Motto sells franchises to independent operators in addition to affiliates of parent company Remax and other real estate sales companies.

Motto’s pace of growth in 2021 is ahead of last year’s, Morrison noted. The company added 30 operating offices last year, bringing the total to 141 as of the end of 2020, compared with 111 one year prior. It sold 71 franchises in 2020, compared with 52 in 2019.

“Our job is to create awareness in the broker channel, and I think we’ve done a very successful,” he said. “And [we’re] continuing to grow the brand so I don’t think this has changed much of the attitude at all.”

A line in the sand
What is happening between UWM, Rocket and Fairway is not unique to the mortgage business, said Grant Moon, the CEO of mortgage fintech firm Home Captain.

“Anytime anyone does that, it does tend to be a little bit of a line in the sand,” said Moon. “And anytime [that] happens, there does seem to be a lot of back and forth on who’s better, who’s not better, ‘you’re either with me or against me.’”

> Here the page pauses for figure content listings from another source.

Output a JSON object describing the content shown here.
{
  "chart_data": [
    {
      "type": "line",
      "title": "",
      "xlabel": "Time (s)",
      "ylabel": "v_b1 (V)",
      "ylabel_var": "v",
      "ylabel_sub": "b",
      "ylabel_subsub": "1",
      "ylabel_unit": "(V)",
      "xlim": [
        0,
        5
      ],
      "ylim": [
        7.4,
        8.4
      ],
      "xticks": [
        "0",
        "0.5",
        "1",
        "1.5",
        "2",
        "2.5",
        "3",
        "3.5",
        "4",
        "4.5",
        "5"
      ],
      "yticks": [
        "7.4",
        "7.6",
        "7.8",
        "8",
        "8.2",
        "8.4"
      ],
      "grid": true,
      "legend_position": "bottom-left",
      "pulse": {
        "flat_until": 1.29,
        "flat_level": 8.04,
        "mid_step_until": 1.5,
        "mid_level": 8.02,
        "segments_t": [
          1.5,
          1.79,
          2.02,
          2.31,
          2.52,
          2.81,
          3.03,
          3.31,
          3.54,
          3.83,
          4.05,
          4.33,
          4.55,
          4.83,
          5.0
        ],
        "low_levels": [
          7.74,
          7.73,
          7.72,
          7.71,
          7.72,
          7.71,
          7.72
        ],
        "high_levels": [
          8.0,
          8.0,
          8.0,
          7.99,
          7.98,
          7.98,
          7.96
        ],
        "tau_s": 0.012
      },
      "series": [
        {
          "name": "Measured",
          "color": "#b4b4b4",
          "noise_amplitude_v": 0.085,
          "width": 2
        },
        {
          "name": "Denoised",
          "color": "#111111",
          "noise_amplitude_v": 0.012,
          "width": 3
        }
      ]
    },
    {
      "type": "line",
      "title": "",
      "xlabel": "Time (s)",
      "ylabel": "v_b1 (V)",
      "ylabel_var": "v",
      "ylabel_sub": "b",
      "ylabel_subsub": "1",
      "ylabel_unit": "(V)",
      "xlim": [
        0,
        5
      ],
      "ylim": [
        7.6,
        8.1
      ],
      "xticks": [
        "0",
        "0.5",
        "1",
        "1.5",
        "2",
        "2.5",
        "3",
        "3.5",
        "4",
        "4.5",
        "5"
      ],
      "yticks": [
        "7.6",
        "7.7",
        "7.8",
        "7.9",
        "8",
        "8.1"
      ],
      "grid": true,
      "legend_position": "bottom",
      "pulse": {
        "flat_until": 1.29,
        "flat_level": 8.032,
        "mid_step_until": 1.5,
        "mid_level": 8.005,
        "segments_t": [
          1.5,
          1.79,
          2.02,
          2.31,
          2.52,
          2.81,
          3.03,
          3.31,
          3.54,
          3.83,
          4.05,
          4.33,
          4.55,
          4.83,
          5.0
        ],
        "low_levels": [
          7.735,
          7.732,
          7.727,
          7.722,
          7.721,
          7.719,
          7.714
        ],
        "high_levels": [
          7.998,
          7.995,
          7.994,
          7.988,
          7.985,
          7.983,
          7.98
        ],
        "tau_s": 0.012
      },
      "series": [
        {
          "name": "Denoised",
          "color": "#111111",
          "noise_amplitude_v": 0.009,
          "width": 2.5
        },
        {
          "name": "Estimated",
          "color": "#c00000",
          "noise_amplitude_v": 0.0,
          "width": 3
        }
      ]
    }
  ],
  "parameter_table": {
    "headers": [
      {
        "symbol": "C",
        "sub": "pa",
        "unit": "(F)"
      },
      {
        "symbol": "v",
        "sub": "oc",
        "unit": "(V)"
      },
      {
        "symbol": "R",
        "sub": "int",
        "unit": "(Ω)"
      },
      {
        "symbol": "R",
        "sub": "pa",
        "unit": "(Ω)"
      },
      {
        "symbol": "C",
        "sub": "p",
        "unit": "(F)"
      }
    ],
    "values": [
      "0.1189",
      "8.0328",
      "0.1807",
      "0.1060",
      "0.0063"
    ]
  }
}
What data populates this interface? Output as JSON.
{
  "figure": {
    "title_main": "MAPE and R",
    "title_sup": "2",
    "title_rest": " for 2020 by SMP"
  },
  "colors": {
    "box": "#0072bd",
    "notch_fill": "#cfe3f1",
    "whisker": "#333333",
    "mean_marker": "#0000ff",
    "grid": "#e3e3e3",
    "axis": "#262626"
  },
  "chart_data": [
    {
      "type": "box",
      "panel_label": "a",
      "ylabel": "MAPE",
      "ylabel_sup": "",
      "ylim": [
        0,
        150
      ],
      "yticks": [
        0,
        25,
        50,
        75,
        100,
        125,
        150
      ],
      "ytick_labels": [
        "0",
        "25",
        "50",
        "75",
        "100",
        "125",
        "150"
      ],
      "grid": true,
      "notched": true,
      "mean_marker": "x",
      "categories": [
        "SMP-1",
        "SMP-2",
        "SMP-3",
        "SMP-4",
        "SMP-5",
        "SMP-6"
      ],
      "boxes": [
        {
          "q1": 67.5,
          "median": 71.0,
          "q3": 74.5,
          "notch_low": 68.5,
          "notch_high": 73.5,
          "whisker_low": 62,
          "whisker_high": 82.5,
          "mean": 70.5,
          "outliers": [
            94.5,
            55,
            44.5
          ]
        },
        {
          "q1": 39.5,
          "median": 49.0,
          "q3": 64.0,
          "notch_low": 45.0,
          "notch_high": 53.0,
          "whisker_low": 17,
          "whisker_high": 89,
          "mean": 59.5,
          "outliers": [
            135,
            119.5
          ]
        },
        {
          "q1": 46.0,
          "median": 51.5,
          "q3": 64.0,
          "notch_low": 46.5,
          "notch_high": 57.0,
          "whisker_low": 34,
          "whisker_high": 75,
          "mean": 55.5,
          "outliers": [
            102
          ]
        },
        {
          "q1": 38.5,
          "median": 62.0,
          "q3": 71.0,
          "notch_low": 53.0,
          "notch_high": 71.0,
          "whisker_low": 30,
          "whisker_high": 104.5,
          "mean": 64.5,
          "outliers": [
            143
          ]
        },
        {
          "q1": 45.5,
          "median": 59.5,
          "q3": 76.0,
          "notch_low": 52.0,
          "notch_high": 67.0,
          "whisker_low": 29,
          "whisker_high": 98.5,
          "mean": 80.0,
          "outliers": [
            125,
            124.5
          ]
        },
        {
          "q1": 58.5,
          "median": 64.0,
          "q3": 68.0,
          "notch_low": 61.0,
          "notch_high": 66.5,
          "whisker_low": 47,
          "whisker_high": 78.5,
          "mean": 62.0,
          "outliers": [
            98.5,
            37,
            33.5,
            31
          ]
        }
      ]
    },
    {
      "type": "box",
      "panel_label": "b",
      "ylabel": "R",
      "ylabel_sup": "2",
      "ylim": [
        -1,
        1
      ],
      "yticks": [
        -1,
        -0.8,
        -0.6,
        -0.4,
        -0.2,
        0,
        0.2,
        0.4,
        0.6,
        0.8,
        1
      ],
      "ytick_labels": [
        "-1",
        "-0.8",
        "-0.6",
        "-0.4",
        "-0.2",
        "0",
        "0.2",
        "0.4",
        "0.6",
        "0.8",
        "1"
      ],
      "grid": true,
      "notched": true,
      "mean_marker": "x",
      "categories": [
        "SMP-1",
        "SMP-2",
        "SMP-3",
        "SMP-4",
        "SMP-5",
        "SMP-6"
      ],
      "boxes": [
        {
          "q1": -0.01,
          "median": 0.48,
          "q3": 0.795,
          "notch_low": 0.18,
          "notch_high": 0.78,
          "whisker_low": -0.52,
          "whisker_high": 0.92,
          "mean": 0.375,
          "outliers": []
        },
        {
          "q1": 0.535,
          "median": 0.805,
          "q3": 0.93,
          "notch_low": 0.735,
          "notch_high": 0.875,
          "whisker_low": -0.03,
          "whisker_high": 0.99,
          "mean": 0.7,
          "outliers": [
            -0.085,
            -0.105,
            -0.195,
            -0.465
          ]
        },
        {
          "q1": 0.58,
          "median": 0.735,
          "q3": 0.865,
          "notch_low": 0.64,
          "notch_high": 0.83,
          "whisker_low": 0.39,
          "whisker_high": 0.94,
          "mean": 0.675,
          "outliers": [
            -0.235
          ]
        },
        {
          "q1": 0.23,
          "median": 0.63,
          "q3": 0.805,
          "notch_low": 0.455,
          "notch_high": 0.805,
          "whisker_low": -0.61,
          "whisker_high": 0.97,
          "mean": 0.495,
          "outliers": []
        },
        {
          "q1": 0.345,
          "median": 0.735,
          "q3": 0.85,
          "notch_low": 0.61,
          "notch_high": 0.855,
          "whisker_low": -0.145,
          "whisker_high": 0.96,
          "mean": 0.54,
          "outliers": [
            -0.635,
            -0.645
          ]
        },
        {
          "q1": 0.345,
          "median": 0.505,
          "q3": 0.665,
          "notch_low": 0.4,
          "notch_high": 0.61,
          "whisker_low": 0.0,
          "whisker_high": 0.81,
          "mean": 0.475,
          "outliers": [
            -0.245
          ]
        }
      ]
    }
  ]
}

Shrinking volume and margin compression may be motivating factors in the war of words. And since two of the three companies have recently gone public — and thus need to answer to shareholders — the rivalry becomes even more intense, he continued.

Rocket Cos., which owns Rocket Mortgage and Quicken Loans, went public on August 6, 2020 at $18 per share. As of market close on April 30, the company’s stock price per share was $22.70. In January 2021, UWM went public by merging with special purpose acquisition company Gores Holdings IV. It launched at $11.95 and as of close on April 30, its price per share was $8.16.

Mortgage brokers are entrepreneurs largely operating on their own. They’ve built their business by having the right partnerships and ultimately these brokers are making their own choices, Moon said. So, “there is a pretty big push, probably more so than I’ve ever seen, right now to court, attract, keep and satisfy the needs of these individual broker-owner-operators,” he declared.